A Retreat is the removal of one’s self from the day-to-day doings, and to enter into a sequestered environment for contemplation and prayer and sometimes…work. I just made up that definition, because that is what it is for me.
In 2012, I learned of a women’s retreat, where others came together, and contemplated, prayed, and bonded. I wanted that. I needed that. And I was able to make my own Retreat in 2014. It was everything I thought it would be, and even more.
I loved it so much, I went back again in 2015, this time as a Team Member, because this type of retreat, a person can only make once. I worked in the kitchen, after saying, “I’ll do anything, but kitchen duty.” (I’m great with that sort of thing. Saying no to what I most need to have or be. I need to wise up, and quit that.)

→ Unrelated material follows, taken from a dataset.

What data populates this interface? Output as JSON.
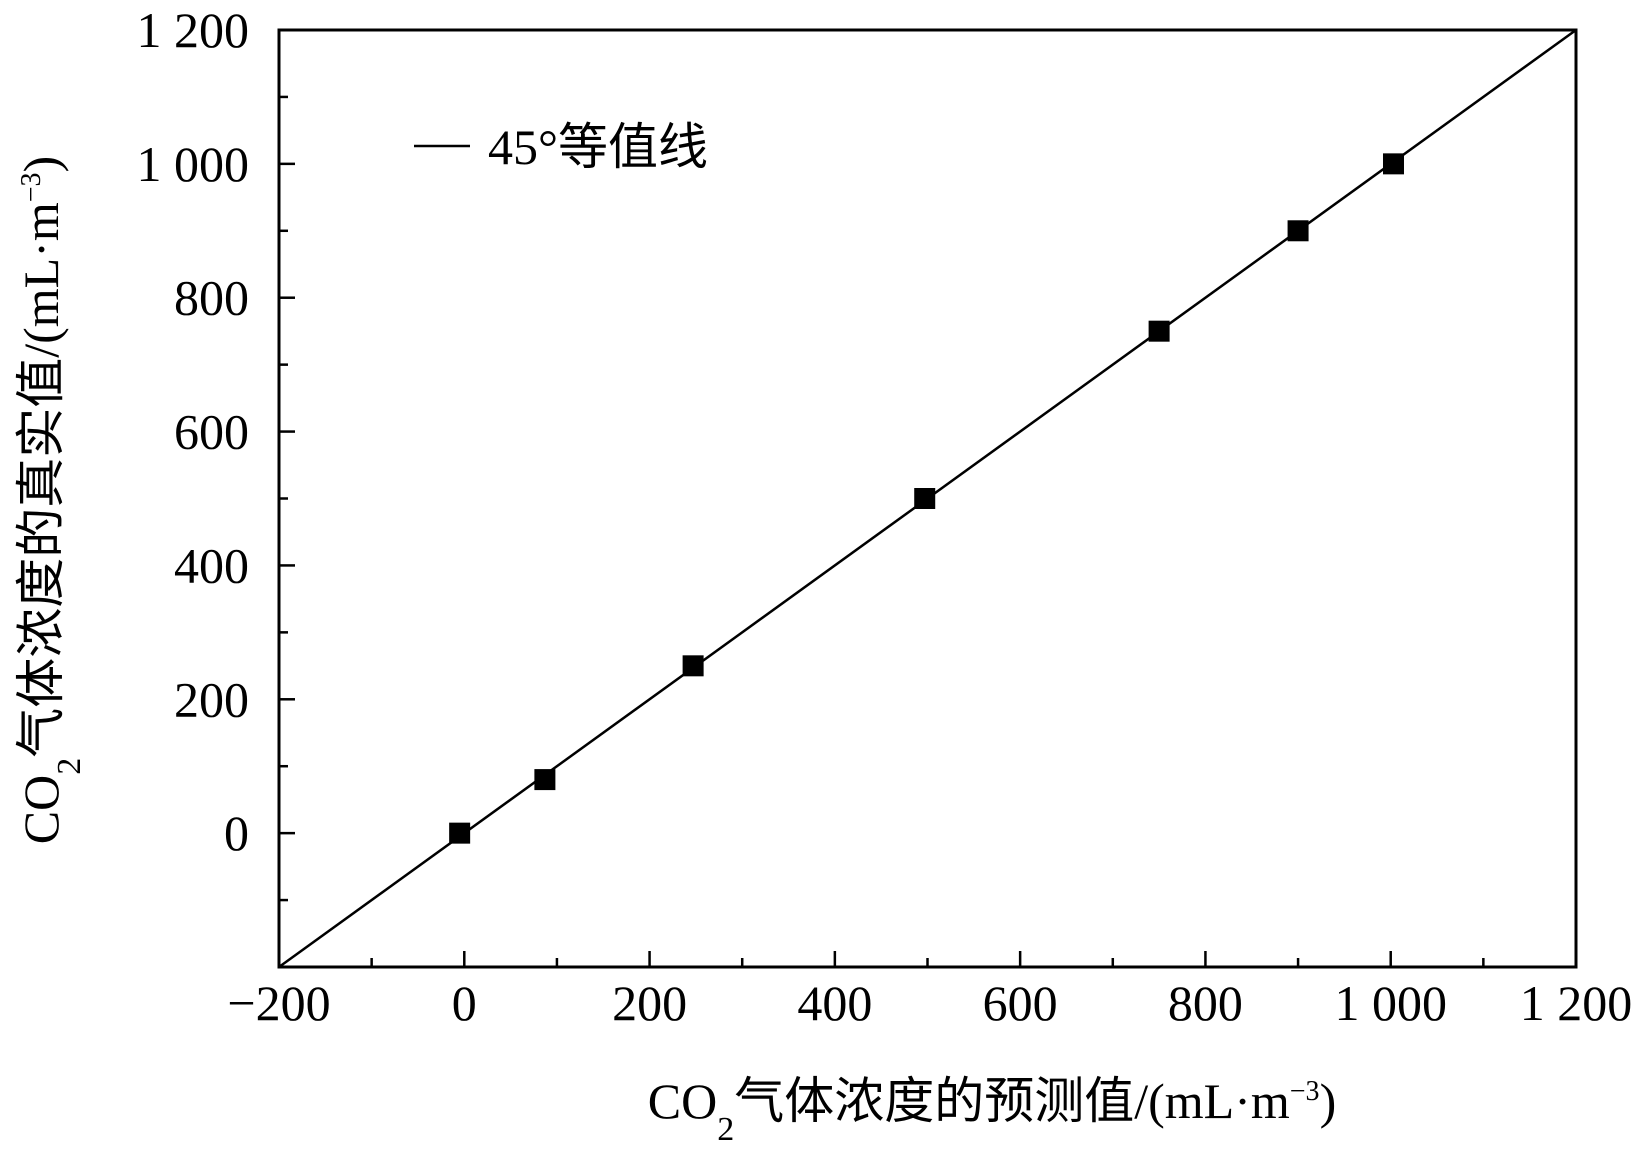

Of course, that was where I was needed, and I’m glad I didn’t let pride get in the way, but said, “Yes.” The work that weekend was so exhausting, physically, that I cried the last day from it. It was a good cry, though, and I loved it so much, I went back again last week.
This time, I wasn’t asked to work in the kitchen. I was asked to help set up, be on call, and break down the facilities. I can truly say, without any hesitation or exaggeration (something I am prone toward), that I was just a exhausted and wiped out as I was from kitchen duty. I didn’t cry, though. When I got home, I took a long, hot, epsom salt bath, with a refreshing glass of wine, and basked in the release of pain from my feet, legs, and body. I loved this past weekend so much, I’ve had dreams of it in some form every night since, and the “theme” song from the weekend is a constant ear-worm.
And about the prayer, you may ask…well, that’s the whole thing, isn’t it? Praying for the Weekend, the Team, the Candidates, and the Sponsors; praying for individuals, for three months prior was a commitment. Serving the women there, during the weekend. That was a commitment. Praying during the weekend for individuals, and for my own stamina, was a commitment. Prayer takes me away from my Self.
And thoughts on a meaningful life? I have a quote by David Ellis on a slate, in my own tiny-house-kitchen which reads, “What is the best use of a lifetime, given this much good fortune?” That quote reminds me daily that I have everything, and I have a lot of lifetime left for good use, and that I need to keep using my life well with all my plentiful good fortune.
My heart is in a very different place now, than it was six years ago, and it is, indeed, a life full of meaning. And so, Amen.